Clock plus disruption has always been the key to cleanly defeating linear decks in Magic. Midrange decks employ this strategy with slower cards, giving them extra points against fair decks. But tempo decks take the principle to its logical extreme, playing the most versatile interaction available—permission—alongside a given format’s blue-chip efficient beaters.
Barring the Treasure Cruise fiasco, Delver of Secrets strategies haven’t seen success in Modern since the printing of Abrupt Decay and Deathrite Shaman, which solidified Jund as a top format contender. But as Modern becomes more linear, even Jund is proving a little slow for the new onslaught of aggressive turn-four decks.
The result is that there couldn’t be a better time for the Human Insect’s return. Ryan Overturf suggested Grixis Delver’s positive positioning earlier this week, and I feel similarly about Temur Delver—with Bant Eldrazi on the decline, and linear aggro rising in stock, Disrupting Shoal is starting to look ridiculous again.

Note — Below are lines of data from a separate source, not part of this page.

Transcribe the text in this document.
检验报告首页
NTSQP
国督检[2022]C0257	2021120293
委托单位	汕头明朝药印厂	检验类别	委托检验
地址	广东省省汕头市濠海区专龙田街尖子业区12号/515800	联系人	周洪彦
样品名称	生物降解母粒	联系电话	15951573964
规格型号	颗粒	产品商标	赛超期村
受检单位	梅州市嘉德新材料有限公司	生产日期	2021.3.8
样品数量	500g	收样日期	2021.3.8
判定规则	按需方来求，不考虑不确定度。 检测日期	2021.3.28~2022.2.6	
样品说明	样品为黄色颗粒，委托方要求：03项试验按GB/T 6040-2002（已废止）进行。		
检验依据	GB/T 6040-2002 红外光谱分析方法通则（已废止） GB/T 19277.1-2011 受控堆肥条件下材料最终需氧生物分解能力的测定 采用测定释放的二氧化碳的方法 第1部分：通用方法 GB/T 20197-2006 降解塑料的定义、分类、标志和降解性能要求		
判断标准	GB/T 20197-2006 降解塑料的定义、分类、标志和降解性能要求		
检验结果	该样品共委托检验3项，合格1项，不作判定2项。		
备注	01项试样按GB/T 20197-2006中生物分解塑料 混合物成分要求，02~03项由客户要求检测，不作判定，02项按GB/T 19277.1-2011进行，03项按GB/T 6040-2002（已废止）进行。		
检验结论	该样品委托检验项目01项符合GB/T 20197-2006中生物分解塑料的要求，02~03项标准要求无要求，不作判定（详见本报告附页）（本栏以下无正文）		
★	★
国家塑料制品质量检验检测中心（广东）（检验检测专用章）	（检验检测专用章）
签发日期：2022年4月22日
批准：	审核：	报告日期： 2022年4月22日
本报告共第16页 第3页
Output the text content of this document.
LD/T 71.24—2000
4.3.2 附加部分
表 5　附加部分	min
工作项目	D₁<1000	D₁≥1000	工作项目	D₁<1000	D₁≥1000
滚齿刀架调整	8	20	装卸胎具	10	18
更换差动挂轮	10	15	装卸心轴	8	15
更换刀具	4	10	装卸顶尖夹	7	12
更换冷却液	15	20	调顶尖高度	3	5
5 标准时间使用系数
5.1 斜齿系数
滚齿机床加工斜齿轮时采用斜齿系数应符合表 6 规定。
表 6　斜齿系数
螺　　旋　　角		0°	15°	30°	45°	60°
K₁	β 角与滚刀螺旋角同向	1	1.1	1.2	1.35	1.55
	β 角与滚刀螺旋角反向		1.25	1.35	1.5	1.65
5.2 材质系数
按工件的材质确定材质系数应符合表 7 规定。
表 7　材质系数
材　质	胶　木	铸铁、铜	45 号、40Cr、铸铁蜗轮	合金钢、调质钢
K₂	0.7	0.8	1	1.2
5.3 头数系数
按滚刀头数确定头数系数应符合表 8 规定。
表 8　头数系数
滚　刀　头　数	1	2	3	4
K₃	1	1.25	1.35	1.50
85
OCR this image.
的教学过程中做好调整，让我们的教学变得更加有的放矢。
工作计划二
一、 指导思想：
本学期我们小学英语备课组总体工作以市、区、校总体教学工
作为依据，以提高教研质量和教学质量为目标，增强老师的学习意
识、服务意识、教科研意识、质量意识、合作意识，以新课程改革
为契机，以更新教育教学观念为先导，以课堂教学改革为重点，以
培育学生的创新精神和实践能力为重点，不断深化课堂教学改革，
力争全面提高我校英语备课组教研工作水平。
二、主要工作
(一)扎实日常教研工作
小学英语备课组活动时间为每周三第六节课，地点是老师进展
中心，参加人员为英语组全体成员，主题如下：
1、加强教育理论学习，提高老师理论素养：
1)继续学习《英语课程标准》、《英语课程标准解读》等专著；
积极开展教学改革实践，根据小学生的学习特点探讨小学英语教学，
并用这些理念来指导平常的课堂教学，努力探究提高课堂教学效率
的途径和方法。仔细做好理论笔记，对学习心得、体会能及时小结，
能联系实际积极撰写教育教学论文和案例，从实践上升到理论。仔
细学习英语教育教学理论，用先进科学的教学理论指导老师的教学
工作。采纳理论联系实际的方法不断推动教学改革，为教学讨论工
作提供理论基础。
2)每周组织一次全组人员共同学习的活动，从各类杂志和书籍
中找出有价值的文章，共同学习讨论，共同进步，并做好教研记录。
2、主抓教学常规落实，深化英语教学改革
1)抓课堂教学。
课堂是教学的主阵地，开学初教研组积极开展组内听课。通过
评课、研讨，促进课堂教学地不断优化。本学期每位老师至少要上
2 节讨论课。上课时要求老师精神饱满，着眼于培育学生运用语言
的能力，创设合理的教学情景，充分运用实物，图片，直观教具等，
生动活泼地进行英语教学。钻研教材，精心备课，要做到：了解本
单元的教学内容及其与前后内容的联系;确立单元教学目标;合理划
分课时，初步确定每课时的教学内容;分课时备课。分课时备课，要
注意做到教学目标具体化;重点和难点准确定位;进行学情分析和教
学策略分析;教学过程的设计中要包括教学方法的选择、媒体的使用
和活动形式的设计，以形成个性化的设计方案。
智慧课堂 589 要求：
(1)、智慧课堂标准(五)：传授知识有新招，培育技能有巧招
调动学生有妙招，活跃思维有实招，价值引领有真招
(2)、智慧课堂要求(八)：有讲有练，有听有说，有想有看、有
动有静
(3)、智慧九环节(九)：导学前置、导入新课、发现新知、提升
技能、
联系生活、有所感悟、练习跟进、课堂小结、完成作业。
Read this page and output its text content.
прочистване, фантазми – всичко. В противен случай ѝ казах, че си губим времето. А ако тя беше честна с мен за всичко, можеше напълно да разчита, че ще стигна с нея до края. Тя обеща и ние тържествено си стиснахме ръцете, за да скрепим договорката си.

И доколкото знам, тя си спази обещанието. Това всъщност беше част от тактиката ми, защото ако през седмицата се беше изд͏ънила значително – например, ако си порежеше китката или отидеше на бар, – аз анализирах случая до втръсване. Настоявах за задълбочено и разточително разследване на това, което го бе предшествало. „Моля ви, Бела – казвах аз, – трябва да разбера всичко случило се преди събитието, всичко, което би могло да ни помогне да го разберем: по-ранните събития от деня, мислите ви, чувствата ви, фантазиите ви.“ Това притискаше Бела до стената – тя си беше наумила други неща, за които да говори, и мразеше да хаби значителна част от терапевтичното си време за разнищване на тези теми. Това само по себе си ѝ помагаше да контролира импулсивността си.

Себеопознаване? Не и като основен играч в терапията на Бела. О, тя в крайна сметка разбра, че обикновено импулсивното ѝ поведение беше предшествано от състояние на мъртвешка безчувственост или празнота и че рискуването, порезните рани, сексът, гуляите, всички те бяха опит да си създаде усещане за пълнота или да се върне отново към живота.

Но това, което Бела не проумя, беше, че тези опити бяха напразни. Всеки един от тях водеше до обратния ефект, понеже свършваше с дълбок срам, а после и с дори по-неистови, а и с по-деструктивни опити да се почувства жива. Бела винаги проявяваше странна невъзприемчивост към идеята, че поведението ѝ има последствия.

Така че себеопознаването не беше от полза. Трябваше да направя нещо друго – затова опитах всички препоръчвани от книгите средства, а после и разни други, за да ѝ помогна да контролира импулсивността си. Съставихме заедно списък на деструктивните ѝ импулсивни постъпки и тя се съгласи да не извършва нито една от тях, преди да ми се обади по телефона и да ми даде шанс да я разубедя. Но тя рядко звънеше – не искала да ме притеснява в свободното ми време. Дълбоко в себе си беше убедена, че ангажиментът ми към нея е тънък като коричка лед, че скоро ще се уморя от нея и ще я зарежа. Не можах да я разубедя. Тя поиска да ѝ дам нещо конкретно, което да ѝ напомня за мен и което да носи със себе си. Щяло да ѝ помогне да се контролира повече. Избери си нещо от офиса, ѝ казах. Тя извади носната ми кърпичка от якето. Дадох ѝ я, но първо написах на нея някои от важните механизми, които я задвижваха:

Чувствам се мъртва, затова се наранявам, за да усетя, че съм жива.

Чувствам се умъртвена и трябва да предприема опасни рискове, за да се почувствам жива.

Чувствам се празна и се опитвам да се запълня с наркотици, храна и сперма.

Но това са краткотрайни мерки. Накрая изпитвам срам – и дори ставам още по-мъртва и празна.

Whatever your preferred color combination, things are looking up for the little blue Nacatl that could. My sick fantasy is that Wizards will stop banning all of Delver’s great matchups (Storm, Twin, Bloom… Infect?!) and start letting Modern players figure out how dope Spell Pierce is.
Don’t Get Discouraged
No, you can’t really play a Sphinx’s Revelation deck in Modern right now. But as long as you have a strong proactive plan of your own, and either consistently win by turn four or understand how to attack the format’s linear decks, you can play pretty much anything else. My final piece of advice is not to let a turn-two cheese from Grishoalbrand get you down. Just trust in your beloved Lightning Bolts and never stop learning!